This is one the early season highlights. What first started as a tourist promotion is now a full race in its own right.
Arid landscapes and deserted roads make this an attractive race to watch but the real draw is the startlist. We have last year’s Tour de France podium present with Bradley Wiggins, Chris Froome and Vincenzo Nibali plus Alberto Contador, Cadel Evans and many more including last year’s winner Peter Velits.
The only thing missing is live TV but there are daily highlights on Eurosport. Here’s a quick preview with stage profiles, TV listings and more.
As well as the names above, add Joaquim Rodriguez, Domenico Pozzovivo, Arnold Jeanneson and Dario Cataldo, the Cuitu Nigru stage winner in the Vuelta, and you’ve got an impressive cast when the road goes uphill. Sky’s Richie Porte should be given a chance to shine before riding in the service of others later this year.
Plus Tom Boonen’s back in action with Philippe Gilbert, Peter Sagan along with Gianni Meersman and Rinaldo Nocentini for the punchy finishes.
For the sprints it’s interesting because Mark Cavendish and André Greipel are not there. These two have dominated the sprints and made winning look easy so in their absence we’ll have to see if someone can take over. Look for the the Argos-Shimano tandem of Kittel and Degenkolb and then add Elia Viviani, Nacer Bouhanni, Daniele Bennati, Matt Goss and Vacansoleil-DCM’s three vans: Van Hummel and the Van Poppel brothers. Plus will Taylor Phinney sprint?
If you want to watch younger prospects, follow Kenny Elissonde, Joe Dombrowski and Tony Gallopin, last year’s best young rider.
A contest for the sprinters with a flat finish and wide roads. André Greipel won here last year.
The race starts near the Bidb id fort but it’s the end that will see the hostilities with some tough hills at the finish before a fast descent to finish near the race HQ and hotel.
The same finish as last year at the Wadi Dayqah damn where Peter Sagan won with an impressive uphill sprint.
The big mountain stage with the summit finish. It’s only 5.6km but 10% long meaning a 20 minute effort. Above all it’s got steep ramps at 12% and more meaning there’s no where to hide. Here’s the profile to the finish:
This is the Queen stage and should settle the overall. Above all it’s a good test for all the big names in the race.
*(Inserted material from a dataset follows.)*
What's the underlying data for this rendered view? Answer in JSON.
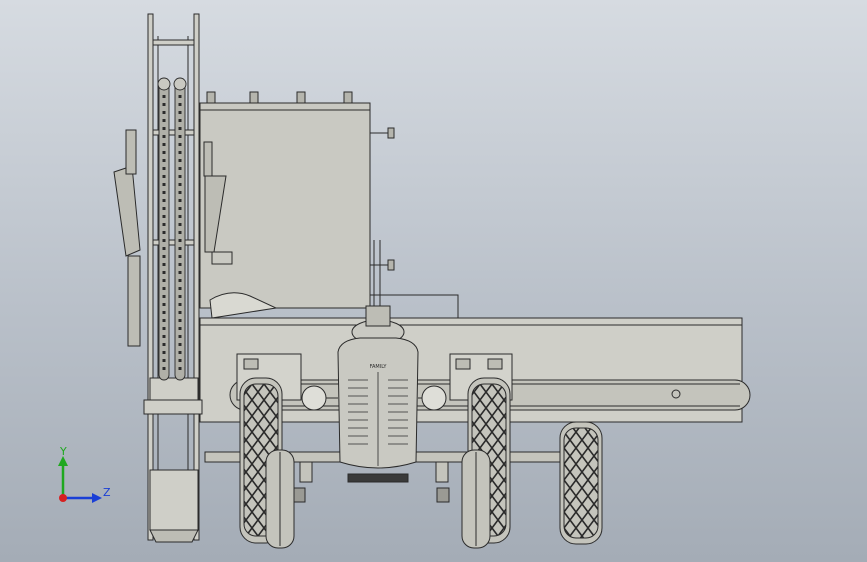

There’s still plenty of climbing here as the bunch tackles the landmark hairpin bends from Bawshaw to Al Amrat and back again, 3.6km at 10% several times. A tactical play could steal the race lead or a break will win the day.
The final stage starts at the Al Shaitan sinkhole, Shaitan is Arabic for Satan but hopefully there’s no bad luck for the riders today as they head for the finish on the Corniche in Mutrah.
There are 3-2-1 seconds for the first three at the intermediate sprints and 10-6-4 seconds on the finish line of each stage.
There’s €10,000 for the overall winner and each stage lands €3,615. Overall the prize pot is €111,480
- Stages classification: €54,330
- General individual time classification: €37,150
- Points classification: €5,000
- Young rider classification: €5,000
- Most aggressive rider classification: €5,000
- Team classification: €5,000
This is an HC-rated race where plenty of points are available for the overall places.
It is being filmed but it won’t be live on TV. Instead there will be a daily highlights package on Eurosport at 10.00am Euro time the day after each stage.
This isn’t as good as live TV but worth watching for the scenery although last year’s edition seemed overproduced with a filter to make the desert and mountain landscapes seem even more arid. Be sure to watch Stages 4 and 5 for the climbing so you can see how the big names do.
A note that all the riders are lodged in the Al Jissah resort, part of the Shangri La chain of luxury resorts. Whilst riders were complaining of the spartan hotels, plain cooking and stolen bikes in the Tour Med last week, the Oman peloton gets treated to fine accommodation and a spread of food so generous that team managers get nervous when the riders approach. It’s good for morale if only temporarily. Riders will be pleased that last year’s high speed ferry transfer isn’t back. Delays and sea-sickness didn’t help some.
The Velocast guys described this race as “everything the Tour of Qatar is not” and that works. These are two Arabian nations ruled by Sultans but quite different. Oman has history, mountains, a wide network of roads and a large population of locals, especially a big demographic of under-25s and expect to see them out by the road in the traditional white dishdasha dress with the kummah cap. Unlike Qatar, Oman doesn’t have as much oil or gas. It has plenty but the country is keen for tourism so this race is used to showcase the landscapes.